Emotionally Intelligent Communication – Your Email Style

The third style is called the Driven Achiever, since the focus in communication is creating an impression of success. Their emails tend to focus on making a winning impression. Regularly making pitches, selling themselves or describing their many achievements, people with this style can be very effective at using email communication to make a sale or reach their desired goal. However, this style needs to watch out for coming across as arrogant or overly direct. They should also caution against treating all email communication purely as a means to a self-serving and successful end.

If you’ve identified your email style in the image triad, begin to recognize when your attempts to create a unique, selfless or winning impression is getting in the way of the actual message you’re trying to get across. Work out before hand what the essence is of your email message and try to stick to it.

Mental Triad and Emotionally Intelligent Emails

Have you ever received or written an email that was overflowing with ideas, concerns, explanations and abstract concepts that crowded the actual message?

It is possible that you or the author is one of today’s mental triad of email styles. The three styles in the mental triad are concerned with analysis, imagination, understanding, and eliminating uncertainty.

The first style in the mental triad is called the Informed Observer, since the focus in communication is on gathering/giving information and avoiding emotions. Their emails tend to focus on expounding or gathering data while avoiding personal disclosure. Either writing concise briefs or expounding dissertation-type emails, people with this style can construct very detailed and informative communications that leave no stone unturned. However, they may run the risk of being overly concerned with facts and knowledge at the expense of ‘getting to action’ or establishing “written rapport”. In their avoidance of personal and emotional content these individuals run the risk of seeming too impersonal in emails.

The second style in the triad is called the Loyal Trouble-shooter, since the focus in communication is on potential problems or hidden dangers. Their emails tend to focus on highlighting worries and concerns or eliminating ambiguity. Regularly writing about fears and possible constraints, people with this style can be very authentic and open in their emails, often putting unspoken issues on the table – which can lead to positive outcomes. However, this style should caution against seeming overly suspicious and mistrustful in their often complex and analytical-style written communication.

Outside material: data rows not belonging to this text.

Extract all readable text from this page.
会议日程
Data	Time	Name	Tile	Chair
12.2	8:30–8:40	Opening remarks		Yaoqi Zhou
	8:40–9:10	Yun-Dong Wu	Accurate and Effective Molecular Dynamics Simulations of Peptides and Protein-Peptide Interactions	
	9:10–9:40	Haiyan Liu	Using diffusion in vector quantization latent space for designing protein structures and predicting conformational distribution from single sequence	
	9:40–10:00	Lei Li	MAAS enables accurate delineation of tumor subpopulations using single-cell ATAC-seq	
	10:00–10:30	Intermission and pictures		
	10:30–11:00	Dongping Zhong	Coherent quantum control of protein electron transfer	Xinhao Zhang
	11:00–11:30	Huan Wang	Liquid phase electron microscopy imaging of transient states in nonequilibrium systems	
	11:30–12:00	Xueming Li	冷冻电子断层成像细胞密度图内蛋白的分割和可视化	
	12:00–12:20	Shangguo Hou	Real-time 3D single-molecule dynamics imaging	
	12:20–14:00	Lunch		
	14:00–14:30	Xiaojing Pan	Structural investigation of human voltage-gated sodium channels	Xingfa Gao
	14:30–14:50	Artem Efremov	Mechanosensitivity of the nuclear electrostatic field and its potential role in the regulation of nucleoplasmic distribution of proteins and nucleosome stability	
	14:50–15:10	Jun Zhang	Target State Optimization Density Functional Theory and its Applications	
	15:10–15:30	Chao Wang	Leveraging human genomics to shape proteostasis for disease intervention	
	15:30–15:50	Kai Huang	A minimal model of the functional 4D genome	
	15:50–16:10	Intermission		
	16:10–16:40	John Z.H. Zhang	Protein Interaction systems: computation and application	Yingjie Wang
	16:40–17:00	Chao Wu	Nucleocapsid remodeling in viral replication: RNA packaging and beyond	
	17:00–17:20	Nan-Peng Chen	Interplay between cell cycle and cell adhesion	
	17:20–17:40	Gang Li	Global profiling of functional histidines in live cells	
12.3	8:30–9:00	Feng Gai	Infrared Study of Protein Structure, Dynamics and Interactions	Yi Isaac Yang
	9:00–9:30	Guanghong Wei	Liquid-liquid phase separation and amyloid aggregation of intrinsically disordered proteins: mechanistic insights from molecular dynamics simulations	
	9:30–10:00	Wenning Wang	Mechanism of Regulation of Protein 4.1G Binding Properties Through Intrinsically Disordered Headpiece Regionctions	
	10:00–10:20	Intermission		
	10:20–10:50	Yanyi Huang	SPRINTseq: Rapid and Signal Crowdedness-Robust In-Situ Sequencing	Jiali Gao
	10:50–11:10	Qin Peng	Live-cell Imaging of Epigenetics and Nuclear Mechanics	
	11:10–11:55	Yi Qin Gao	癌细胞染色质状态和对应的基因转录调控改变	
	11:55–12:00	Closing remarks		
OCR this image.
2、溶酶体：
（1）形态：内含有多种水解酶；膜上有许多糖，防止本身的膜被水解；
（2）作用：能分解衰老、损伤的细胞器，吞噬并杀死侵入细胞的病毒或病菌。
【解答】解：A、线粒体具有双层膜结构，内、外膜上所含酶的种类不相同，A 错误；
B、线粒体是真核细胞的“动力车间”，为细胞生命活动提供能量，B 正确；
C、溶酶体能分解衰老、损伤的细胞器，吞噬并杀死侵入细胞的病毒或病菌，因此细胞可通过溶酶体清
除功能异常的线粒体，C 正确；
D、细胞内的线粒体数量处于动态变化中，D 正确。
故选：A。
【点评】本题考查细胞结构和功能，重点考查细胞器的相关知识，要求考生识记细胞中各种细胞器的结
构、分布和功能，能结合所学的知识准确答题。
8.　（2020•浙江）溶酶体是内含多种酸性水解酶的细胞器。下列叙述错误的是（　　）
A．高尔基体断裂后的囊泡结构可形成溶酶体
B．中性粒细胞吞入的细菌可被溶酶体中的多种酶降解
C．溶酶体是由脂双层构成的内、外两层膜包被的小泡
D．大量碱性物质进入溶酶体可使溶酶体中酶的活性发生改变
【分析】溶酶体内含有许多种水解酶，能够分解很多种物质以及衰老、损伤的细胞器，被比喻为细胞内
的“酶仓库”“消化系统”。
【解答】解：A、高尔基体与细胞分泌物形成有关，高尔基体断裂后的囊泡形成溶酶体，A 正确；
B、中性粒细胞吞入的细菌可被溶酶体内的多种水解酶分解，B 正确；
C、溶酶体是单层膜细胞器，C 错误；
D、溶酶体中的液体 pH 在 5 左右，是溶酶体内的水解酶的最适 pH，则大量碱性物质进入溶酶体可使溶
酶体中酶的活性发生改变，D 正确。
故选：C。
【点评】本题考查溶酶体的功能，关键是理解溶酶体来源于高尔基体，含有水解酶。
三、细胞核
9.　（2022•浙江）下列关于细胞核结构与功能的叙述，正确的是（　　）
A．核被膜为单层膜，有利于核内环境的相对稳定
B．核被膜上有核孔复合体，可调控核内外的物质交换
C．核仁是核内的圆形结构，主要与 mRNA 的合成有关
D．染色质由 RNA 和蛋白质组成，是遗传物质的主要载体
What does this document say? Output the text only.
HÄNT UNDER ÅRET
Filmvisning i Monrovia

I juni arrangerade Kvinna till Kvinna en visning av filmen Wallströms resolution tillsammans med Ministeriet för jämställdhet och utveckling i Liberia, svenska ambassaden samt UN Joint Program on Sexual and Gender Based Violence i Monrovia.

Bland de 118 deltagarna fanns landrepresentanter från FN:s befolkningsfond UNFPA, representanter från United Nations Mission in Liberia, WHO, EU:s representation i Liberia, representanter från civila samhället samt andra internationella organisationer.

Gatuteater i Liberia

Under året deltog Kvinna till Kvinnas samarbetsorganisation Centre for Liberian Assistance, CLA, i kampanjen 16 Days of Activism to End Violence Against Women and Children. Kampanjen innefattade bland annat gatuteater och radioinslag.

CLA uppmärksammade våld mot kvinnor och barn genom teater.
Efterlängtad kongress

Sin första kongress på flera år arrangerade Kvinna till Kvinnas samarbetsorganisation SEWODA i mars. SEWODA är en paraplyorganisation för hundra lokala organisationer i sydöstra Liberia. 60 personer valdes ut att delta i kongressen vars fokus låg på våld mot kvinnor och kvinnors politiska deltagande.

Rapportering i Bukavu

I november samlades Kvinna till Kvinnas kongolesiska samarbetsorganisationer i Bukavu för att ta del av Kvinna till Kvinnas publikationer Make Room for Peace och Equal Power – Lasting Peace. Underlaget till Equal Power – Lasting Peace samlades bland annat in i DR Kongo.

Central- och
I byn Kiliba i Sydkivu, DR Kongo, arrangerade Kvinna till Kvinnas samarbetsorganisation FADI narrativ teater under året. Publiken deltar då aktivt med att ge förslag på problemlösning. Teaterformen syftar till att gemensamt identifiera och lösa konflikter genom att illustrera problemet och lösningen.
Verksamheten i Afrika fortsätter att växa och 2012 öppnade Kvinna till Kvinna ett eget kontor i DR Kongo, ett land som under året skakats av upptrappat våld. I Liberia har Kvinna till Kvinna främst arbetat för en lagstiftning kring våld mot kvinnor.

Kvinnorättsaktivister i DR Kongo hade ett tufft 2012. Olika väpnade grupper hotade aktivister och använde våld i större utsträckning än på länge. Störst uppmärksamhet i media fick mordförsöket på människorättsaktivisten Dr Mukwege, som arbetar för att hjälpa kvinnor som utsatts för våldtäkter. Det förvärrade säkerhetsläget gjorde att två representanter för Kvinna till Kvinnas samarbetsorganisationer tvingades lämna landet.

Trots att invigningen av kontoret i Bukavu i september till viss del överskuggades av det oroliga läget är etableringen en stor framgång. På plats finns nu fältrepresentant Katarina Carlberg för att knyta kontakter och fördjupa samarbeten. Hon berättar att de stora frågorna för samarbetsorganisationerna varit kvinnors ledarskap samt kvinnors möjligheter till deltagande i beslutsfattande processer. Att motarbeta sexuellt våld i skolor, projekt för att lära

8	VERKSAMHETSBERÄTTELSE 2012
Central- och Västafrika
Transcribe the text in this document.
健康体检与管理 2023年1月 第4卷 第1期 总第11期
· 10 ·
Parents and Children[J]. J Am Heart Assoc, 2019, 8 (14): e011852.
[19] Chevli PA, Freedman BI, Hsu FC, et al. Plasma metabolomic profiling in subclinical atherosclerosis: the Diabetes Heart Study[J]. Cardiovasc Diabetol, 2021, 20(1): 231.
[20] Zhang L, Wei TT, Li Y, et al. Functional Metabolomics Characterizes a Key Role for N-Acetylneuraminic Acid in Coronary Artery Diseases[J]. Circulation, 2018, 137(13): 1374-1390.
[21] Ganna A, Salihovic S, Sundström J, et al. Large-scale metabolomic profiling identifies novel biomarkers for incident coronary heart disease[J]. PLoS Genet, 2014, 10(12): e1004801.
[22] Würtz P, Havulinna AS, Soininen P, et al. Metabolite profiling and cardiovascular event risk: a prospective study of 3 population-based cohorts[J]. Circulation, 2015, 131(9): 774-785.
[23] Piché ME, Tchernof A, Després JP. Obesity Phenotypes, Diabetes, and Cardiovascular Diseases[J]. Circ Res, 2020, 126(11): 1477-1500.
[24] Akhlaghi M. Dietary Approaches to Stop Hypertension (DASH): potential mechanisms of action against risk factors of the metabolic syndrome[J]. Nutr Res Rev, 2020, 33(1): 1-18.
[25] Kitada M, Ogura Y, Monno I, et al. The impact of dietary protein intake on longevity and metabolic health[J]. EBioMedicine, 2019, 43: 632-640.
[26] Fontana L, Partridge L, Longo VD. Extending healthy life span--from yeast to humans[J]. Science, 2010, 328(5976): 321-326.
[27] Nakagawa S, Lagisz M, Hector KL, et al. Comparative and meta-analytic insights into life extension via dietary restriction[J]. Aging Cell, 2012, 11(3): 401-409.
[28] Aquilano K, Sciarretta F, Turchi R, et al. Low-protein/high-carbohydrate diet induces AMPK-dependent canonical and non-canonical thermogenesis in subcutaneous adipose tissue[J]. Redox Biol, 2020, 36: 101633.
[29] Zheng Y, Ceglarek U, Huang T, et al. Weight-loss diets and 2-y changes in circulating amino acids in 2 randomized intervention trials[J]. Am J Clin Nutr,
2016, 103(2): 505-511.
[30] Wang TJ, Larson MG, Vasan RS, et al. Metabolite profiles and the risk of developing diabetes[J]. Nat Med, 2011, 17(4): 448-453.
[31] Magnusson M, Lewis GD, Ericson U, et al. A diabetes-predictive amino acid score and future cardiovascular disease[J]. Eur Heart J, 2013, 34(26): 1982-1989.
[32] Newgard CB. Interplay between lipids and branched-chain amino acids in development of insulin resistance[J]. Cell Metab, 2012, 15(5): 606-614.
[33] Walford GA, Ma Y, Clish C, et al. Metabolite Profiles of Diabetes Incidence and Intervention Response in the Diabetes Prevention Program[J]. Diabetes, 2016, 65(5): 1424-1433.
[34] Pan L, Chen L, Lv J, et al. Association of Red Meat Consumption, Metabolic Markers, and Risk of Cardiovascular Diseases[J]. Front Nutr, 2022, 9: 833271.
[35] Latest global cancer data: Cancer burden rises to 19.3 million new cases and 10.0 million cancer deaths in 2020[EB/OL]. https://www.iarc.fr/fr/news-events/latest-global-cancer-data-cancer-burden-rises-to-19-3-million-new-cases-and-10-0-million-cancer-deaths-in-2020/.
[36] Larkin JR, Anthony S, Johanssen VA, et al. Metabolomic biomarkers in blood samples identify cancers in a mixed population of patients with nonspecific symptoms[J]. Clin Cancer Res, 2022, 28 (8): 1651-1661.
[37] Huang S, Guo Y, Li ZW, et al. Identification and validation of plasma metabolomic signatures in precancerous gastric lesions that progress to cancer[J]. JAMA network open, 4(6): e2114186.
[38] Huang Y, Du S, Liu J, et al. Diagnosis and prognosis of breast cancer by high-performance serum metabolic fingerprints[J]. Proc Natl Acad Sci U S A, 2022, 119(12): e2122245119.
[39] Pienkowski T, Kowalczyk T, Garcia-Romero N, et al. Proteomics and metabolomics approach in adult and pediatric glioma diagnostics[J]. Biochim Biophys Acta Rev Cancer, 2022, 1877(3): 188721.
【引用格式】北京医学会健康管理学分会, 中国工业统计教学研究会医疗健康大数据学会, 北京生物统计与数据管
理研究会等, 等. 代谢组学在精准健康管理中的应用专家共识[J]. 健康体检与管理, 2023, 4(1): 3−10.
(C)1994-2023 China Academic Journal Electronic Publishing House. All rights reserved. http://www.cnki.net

The third style in the mental triad is called the Lively Motivator, because the focus in communication is on being optimistic, energized, and playful. Their emails tend to focus on possibilities, imaginative plans and adventurous ideas. Regularly brainstorming, joking around and jumping between interesting concepts this style can create a wonderful rapport over email that makes others feel relaxed and engaged. However this same writing style runs the risk of avoiding the serious content of the message they’re trying to get across. This style needs to watch out that they don’t avoid attending to necessary details of communication that may create discomfort or emotional negativity.

If you’ve identified your email style in the mental triad, begin to recognize when your emails are becoming crowded with abstract facts, long sentences and analyzing that will only alienate the email reader. Avoid using emails to think out loud and focus more on establishing honest and mutual rapport with the email recipient.

The Instinctive Triad and Emotionally Intelligent Emails

The last three email styles are known as the Instinctive Triad. These three styles are concerned with maintaining a sense of autonomy and expressing their will and vital instincts, so their communication is about getting things done or defining how things should be.